Mr. Fisher trained his sons in the ways of a gentleman, recalled David Fisher, to stand when a woman enters the room and to always hold the door.

“When you shake a person’s hand, you shake it with a firm grip and you look them in the eye,” he told them. It’s a habit the younger Mr. Fisher said he carries with him to this day. “Whenever I get a firm handshake from someone, I’m always impressed,” he said.

In his free time, Mr. Fisher enjoyed competitive sailing on the Chesapeake Bay, goose hunting on the Eastern Shore, and camping out and waking up before dawn on freezing cold mornings.
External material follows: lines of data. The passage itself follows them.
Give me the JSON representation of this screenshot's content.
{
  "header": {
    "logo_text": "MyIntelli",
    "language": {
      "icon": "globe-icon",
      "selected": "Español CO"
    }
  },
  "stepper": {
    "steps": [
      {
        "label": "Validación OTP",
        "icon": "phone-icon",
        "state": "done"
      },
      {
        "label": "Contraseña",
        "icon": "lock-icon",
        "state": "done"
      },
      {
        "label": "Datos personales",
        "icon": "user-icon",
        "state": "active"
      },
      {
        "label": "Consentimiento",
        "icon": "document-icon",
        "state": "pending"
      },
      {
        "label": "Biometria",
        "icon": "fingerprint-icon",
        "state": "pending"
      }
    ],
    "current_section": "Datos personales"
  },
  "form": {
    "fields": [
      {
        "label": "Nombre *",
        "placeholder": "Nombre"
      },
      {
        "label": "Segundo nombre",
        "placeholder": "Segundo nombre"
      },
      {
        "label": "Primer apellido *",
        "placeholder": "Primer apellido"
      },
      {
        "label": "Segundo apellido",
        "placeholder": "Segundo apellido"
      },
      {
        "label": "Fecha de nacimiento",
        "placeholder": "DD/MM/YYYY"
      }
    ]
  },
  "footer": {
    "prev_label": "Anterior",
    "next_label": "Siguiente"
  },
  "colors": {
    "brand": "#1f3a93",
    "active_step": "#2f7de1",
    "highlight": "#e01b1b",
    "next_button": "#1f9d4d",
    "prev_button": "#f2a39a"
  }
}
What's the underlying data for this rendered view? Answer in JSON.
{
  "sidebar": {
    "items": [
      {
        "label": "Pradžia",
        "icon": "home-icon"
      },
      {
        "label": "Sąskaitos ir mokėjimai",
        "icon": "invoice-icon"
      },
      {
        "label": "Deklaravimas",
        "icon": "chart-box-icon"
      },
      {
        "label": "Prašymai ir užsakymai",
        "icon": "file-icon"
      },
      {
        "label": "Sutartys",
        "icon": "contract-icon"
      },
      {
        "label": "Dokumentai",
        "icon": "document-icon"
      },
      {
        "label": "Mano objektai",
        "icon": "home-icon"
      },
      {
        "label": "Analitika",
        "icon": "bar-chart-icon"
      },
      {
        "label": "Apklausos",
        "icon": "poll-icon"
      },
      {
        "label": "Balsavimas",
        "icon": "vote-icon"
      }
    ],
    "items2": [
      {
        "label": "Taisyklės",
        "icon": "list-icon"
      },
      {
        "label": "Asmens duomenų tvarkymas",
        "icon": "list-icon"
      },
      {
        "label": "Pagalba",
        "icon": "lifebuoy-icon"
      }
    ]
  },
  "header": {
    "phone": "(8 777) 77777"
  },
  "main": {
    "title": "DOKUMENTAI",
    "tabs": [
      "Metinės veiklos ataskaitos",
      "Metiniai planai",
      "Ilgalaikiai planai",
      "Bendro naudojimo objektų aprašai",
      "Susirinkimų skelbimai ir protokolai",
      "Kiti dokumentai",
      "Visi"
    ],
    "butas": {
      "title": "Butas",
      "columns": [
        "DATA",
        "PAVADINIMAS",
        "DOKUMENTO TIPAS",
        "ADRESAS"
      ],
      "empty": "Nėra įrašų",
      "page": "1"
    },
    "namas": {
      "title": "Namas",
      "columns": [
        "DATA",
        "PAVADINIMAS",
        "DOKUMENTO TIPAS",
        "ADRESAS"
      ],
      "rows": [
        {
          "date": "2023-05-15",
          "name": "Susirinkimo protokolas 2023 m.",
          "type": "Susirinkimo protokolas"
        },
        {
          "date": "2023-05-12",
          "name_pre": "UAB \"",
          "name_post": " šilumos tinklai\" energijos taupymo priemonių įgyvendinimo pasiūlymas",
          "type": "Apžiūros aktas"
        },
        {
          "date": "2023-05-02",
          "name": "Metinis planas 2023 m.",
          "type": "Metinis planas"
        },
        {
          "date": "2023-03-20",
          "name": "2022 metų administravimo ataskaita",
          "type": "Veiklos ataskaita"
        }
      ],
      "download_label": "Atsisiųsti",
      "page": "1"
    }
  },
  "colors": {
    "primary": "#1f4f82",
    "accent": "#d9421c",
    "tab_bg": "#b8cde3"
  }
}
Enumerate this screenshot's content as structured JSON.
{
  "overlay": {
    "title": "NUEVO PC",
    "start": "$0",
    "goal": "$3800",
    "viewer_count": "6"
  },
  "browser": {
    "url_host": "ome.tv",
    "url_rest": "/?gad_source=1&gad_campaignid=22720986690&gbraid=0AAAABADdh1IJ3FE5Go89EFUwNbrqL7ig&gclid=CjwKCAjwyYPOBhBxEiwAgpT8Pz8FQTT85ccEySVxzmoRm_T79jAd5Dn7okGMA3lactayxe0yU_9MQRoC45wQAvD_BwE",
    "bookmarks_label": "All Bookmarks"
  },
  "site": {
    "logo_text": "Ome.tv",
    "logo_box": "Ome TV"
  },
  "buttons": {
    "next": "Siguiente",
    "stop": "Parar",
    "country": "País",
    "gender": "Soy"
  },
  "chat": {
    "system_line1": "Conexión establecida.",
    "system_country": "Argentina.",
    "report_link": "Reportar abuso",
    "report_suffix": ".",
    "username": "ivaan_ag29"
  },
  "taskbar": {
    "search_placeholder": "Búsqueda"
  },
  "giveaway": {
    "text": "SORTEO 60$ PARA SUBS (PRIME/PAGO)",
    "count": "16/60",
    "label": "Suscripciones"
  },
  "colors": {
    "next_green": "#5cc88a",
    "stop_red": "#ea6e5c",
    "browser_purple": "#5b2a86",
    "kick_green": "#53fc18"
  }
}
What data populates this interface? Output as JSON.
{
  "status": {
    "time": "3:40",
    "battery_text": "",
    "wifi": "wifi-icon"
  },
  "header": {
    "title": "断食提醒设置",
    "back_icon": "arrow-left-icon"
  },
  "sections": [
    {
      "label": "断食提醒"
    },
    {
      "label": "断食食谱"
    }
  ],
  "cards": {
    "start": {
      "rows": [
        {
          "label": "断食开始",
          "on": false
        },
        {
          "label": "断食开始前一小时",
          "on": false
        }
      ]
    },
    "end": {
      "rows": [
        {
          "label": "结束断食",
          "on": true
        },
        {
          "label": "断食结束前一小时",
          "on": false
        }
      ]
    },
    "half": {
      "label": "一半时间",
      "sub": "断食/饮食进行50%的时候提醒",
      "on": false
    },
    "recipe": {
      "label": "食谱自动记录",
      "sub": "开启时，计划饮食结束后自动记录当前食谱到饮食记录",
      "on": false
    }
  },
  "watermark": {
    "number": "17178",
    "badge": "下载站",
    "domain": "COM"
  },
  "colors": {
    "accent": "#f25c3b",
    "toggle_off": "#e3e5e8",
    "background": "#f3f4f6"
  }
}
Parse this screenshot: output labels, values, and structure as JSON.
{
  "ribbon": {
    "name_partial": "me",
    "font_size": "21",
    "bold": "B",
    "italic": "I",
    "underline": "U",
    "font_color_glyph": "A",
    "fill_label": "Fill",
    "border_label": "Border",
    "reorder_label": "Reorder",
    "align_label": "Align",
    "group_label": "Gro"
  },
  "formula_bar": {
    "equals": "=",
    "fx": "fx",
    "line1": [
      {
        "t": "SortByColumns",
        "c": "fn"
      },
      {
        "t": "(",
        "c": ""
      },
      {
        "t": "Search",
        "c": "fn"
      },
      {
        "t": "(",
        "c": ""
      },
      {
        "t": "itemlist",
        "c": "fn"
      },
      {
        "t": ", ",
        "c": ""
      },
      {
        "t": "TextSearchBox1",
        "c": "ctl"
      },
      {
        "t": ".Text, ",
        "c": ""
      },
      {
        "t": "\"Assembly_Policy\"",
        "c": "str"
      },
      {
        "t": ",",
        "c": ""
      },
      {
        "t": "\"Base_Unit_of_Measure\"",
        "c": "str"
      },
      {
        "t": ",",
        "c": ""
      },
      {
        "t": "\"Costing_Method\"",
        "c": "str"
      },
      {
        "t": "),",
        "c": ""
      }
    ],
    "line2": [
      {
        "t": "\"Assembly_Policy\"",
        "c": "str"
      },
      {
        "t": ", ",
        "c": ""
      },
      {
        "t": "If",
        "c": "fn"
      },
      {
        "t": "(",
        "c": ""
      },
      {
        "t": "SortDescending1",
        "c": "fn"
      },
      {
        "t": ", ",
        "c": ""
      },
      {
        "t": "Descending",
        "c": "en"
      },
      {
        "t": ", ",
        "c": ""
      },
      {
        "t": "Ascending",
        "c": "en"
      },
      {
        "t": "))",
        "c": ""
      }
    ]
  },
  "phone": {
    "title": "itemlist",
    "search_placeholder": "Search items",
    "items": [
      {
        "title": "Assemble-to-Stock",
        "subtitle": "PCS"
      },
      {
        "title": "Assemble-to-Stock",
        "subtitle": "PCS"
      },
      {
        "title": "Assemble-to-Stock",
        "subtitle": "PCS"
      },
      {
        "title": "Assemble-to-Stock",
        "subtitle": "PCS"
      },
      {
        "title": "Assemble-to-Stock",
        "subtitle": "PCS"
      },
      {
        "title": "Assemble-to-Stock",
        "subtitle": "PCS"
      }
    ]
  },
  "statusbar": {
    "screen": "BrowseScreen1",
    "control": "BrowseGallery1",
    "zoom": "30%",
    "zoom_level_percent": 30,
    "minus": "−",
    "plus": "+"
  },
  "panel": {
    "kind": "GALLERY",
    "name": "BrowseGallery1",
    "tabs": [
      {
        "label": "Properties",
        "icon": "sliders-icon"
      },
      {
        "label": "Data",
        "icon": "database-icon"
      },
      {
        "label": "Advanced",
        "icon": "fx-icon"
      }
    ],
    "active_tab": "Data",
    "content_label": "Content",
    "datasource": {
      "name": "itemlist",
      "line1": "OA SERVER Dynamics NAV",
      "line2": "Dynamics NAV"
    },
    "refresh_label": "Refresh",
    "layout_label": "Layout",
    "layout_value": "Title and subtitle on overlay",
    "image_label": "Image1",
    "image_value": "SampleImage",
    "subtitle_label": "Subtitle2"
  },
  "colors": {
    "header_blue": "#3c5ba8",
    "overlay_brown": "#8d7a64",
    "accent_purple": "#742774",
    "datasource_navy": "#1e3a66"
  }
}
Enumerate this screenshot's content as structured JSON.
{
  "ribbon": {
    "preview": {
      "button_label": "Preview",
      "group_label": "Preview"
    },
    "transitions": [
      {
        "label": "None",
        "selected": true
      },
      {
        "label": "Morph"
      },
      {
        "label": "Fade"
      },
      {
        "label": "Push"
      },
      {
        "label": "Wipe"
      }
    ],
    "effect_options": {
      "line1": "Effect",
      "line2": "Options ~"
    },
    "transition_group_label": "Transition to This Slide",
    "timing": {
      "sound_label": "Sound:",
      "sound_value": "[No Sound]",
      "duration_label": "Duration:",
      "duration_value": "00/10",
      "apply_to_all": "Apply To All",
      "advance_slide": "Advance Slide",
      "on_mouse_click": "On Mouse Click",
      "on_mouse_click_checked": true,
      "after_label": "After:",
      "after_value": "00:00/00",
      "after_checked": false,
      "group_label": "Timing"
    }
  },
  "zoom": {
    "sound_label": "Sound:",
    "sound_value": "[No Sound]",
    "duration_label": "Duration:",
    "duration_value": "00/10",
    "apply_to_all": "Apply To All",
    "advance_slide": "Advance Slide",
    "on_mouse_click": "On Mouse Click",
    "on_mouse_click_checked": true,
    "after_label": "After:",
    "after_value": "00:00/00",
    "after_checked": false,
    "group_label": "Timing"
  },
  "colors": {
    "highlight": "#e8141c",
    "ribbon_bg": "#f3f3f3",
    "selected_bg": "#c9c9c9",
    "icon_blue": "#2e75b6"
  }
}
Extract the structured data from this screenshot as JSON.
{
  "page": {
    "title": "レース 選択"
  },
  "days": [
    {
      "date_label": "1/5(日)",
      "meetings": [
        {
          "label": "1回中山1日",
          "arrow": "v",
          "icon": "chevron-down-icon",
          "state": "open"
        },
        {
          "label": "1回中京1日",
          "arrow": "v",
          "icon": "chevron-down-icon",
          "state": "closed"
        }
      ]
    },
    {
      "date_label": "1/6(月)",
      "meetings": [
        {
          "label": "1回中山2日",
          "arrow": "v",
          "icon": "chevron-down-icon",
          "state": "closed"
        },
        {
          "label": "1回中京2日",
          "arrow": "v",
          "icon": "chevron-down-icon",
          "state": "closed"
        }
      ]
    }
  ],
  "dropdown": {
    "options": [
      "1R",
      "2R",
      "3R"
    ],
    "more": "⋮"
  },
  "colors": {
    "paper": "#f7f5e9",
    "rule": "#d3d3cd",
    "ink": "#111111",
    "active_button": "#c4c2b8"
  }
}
He also belonged to a number of social organizations including the Ski Club of Maryland and served as a volunteer treasurer for the Church of the Good Shepherd and on the Stoneleigh PTA.

The first Mrs. Fisher died in 1995. That year, Mr. Fisher met Mary Lu Mercer Holter, a consulting executive with IBM, while she was working in her garden. He offered to help with a project she was struggling with.

“He was my knight in shining armor,” said the second Mrs. Fisher. “He was the love of my life and I was very, very fortunate.”

It was a “total surprise” to fall in love in her 60s, said Mrs. Fisher, who had also known Mr. Fisher’s previous wife, Jean.

“She was just lovely,” Mrs. Fisher remembered. “Tall and slender and beautiful and quiet — like I’m not.”

Mr. Fisher felt conflicted by the love he still had for his recently deceased wife and his new flame. But a counselor assured him that “loving them both doesn’t diminish your love for either one,” said Mrs. Fisher.

The two married in 1996, and for more than two decades enjoyed traveling around the world, often on cruises. The second marriage, said David Fisher, “opened up an entire experience” for his father. “The man got to places I’ll never see,” he said.

Mrs. Fisher looked back on their many trips fondly. “The world is full of wonderful people and we truly enjoyed them,” she said.

For one trip, they returned to the area of South Korea where Mr. Fisher had lived during the war. While they were there, said Mrs. Fisher, people would approach him to ask, “Did you fight for our country?” When he told them he had, she said, “they would bow with their hands clasped as if in prayer and they would say, ‘Thank you, thank you, thank you.’?”

In addition to his wife and son David, Mr. Fisher is survived by another son, John Fisher of Los Angeles; three grandchildren; and numerous nieces and nephews.